Tina frowned. “Why, it’s your room,” she said. “What do you think?”
He was touched by the gesture. The Airstream trailer was small and cramped, but this little bi
t of it was his. He thought of the tiny woman and the monstrous man, and how they must have planned it out, then waited for a chance to give him this small surprise.
He pulled the blanket aside and sat on the sofa; there wasn’t room to stand. His bundle of clothes had been opened, everything unpacked and set neatly on little shelves. The baseball bat, the glove and the painted ball, everything was there. A coverlet and pillow were laid out for him.
Harold the Ghost stretched out on the sofa, in the first room that had ever been his own.
“You like it?” asked Tina.
“Very much,” he said. “Thank you, Samuel. Thank you, Princess Minikin.”
Tina laughed. “You don’t have to call me that,” she said. “Just call me Tina, okay?”
Chapter
12
The Gypsy Magda was right. In the morning the river was gone. Just a thin, dark line of water flowed through its wide channel, the banks and the prairie on either side blackened with mud and debris.
The trucks started in coughs of smoke, with rattles of fenders and cowlings. They lurched across the river, spewing mud from whirling wheels, and staggered up the other side. They gained the road and headed west, with the morning sun behind them.
“I love traveling days,” said Tina, wedged between Samuel and Harold. She sat on an apple box, her fat little legs braced across it. “Sometimes I wish we could travel forever.”
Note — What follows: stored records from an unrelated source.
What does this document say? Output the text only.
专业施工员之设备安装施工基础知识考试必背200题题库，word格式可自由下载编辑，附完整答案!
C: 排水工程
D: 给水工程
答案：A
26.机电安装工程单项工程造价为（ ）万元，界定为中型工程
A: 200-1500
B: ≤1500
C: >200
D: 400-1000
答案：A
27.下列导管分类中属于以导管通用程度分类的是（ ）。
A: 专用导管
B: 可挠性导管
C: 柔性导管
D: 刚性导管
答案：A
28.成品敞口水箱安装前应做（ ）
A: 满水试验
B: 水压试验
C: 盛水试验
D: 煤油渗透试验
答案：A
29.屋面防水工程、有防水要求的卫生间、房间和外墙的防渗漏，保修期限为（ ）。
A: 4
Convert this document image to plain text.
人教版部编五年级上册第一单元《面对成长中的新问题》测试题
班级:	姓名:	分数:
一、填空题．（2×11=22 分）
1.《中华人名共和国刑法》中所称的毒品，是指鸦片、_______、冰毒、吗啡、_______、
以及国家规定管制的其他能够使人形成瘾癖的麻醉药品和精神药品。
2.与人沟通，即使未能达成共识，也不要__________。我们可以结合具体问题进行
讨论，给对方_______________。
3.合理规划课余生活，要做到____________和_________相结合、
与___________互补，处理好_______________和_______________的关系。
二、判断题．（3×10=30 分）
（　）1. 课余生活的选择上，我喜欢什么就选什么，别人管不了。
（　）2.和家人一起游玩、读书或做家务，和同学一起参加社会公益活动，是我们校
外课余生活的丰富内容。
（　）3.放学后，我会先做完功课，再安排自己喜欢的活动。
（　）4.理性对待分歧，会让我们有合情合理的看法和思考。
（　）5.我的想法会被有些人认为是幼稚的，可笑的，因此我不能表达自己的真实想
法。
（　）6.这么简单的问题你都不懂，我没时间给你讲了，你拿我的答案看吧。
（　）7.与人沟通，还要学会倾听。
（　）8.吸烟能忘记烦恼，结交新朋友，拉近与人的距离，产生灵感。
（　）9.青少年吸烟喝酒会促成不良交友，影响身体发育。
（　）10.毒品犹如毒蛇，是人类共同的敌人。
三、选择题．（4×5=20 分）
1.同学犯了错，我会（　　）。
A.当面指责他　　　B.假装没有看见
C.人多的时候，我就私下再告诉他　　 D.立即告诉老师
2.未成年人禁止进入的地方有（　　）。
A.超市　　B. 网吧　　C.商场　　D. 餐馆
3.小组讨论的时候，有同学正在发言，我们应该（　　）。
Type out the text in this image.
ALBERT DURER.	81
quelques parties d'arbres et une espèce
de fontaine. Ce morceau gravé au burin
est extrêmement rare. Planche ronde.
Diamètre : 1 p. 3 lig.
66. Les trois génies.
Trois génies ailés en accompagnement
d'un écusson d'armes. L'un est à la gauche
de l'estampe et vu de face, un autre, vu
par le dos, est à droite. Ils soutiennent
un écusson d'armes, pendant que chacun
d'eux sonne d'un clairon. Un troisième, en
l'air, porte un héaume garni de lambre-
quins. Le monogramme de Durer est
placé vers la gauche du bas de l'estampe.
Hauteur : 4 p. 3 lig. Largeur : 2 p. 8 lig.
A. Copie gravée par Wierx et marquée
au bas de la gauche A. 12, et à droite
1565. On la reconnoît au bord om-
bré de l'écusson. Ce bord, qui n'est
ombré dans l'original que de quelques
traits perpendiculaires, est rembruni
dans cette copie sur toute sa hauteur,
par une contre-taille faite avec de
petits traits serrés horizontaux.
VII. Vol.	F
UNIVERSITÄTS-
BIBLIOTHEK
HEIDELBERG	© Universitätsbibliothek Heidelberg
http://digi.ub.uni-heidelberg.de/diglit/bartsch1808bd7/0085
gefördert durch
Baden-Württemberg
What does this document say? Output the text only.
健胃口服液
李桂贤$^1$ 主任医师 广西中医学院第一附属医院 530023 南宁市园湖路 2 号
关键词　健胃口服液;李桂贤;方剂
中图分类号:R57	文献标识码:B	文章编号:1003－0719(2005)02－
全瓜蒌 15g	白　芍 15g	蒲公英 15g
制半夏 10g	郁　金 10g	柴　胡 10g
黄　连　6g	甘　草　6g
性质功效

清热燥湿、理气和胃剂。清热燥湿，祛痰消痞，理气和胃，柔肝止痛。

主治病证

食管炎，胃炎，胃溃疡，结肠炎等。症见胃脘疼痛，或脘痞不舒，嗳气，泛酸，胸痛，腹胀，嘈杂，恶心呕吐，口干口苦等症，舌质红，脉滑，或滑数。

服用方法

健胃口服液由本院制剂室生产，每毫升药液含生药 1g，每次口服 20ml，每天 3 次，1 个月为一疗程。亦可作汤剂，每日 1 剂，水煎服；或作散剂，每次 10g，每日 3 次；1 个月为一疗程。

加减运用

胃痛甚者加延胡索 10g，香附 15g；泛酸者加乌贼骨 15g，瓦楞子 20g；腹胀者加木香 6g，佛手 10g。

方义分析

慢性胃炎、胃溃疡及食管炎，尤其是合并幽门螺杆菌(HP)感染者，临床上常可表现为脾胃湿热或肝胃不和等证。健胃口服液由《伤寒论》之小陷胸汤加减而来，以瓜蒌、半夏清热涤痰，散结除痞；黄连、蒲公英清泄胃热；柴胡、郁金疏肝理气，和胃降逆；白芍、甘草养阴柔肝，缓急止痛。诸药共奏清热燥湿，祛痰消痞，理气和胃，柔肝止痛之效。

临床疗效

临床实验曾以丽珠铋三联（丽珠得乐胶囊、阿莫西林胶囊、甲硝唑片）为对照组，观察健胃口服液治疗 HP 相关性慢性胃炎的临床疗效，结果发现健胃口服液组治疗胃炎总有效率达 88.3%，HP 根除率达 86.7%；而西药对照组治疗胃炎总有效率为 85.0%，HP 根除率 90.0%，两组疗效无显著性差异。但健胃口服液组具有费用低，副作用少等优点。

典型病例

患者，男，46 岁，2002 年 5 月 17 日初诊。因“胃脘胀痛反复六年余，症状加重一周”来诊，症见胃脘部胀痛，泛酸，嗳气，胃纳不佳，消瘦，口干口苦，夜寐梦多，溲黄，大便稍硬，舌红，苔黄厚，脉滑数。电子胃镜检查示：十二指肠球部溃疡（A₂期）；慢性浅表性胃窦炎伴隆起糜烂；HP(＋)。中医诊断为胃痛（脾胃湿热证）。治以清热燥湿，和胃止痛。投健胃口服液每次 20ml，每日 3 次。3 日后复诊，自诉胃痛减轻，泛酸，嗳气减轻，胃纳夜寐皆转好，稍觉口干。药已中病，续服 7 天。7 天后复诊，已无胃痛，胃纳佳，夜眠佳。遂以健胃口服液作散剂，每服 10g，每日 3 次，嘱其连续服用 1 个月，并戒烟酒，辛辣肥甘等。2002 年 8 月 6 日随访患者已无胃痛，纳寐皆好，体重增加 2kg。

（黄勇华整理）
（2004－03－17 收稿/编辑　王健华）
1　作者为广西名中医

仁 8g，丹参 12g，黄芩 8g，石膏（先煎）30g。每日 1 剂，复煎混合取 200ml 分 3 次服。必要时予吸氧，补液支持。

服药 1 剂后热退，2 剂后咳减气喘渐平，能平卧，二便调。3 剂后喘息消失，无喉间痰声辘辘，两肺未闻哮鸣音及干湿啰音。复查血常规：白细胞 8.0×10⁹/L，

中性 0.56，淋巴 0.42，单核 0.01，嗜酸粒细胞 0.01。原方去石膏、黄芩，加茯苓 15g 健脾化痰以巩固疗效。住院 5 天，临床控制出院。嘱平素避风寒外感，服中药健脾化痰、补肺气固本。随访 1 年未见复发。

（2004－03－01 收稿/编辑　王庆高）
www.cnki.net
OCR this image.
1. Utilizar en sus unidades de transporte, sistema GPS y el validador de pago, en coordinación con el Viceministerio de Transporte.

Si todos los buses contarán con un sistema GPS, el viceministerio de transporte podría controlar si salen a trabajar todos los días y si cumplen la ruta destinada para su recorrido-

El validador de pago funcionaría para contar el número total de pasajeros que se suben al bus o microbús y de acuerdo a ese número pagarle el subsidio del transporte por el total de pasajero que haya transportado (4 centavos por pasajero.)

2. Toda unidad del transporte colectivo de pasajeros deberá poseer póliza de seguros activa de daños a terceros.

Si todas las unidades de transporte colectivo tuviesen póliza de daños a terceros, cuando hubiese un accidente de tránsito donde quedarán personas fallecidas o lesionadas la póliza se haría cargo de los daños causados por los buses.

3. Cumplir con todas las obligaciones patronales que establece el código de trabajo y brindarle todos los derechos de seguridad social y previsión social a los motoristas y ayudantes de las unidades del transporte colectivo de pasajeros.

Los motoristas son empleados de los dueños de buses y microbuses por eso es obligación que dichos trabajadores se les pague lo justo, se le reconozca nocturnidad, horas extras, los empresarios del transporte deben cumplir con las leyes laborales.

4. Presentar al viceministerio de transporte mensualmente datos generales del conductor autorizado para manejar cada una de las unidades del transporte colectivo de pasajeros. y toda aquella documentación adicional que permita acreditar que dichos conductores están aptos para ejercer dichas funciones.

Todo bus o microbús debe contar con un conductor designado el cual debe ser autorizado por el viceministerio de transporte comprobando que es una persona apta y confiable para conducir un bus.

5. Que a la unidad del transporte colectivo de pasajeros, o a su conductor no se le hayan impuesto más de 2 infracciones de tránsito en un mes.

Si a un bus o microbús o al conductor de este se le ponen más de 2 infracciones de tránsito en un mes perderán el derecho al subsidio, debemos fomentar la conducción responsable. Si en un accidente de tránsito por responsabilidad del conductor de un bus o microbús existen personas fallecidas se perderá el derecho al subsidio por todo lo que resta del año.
The day was hot and bright, the roads covered again in dust. It rose from the wheels in feathers at first, and then in a cloud that thickened behind them, bubbling over the trailer.
All that day and all the next they drove toward the west. They sang “Roll Out the Barrel” as the telephone poles went whooshing past and the wind came hot through the windows. They sang “When Johnny Comes Marching Home,” and Samuel made the sound of a drum with his fist on the wheel, and Tina had tears in her eyes.
Then Harold saw the mountains. He pushed back his helmet and gazed at them rising from the prairie far ahead, a blur in his poor, bad eyes. “The mountains!” he cried, and pointed. “That must be Oregon, I bet.”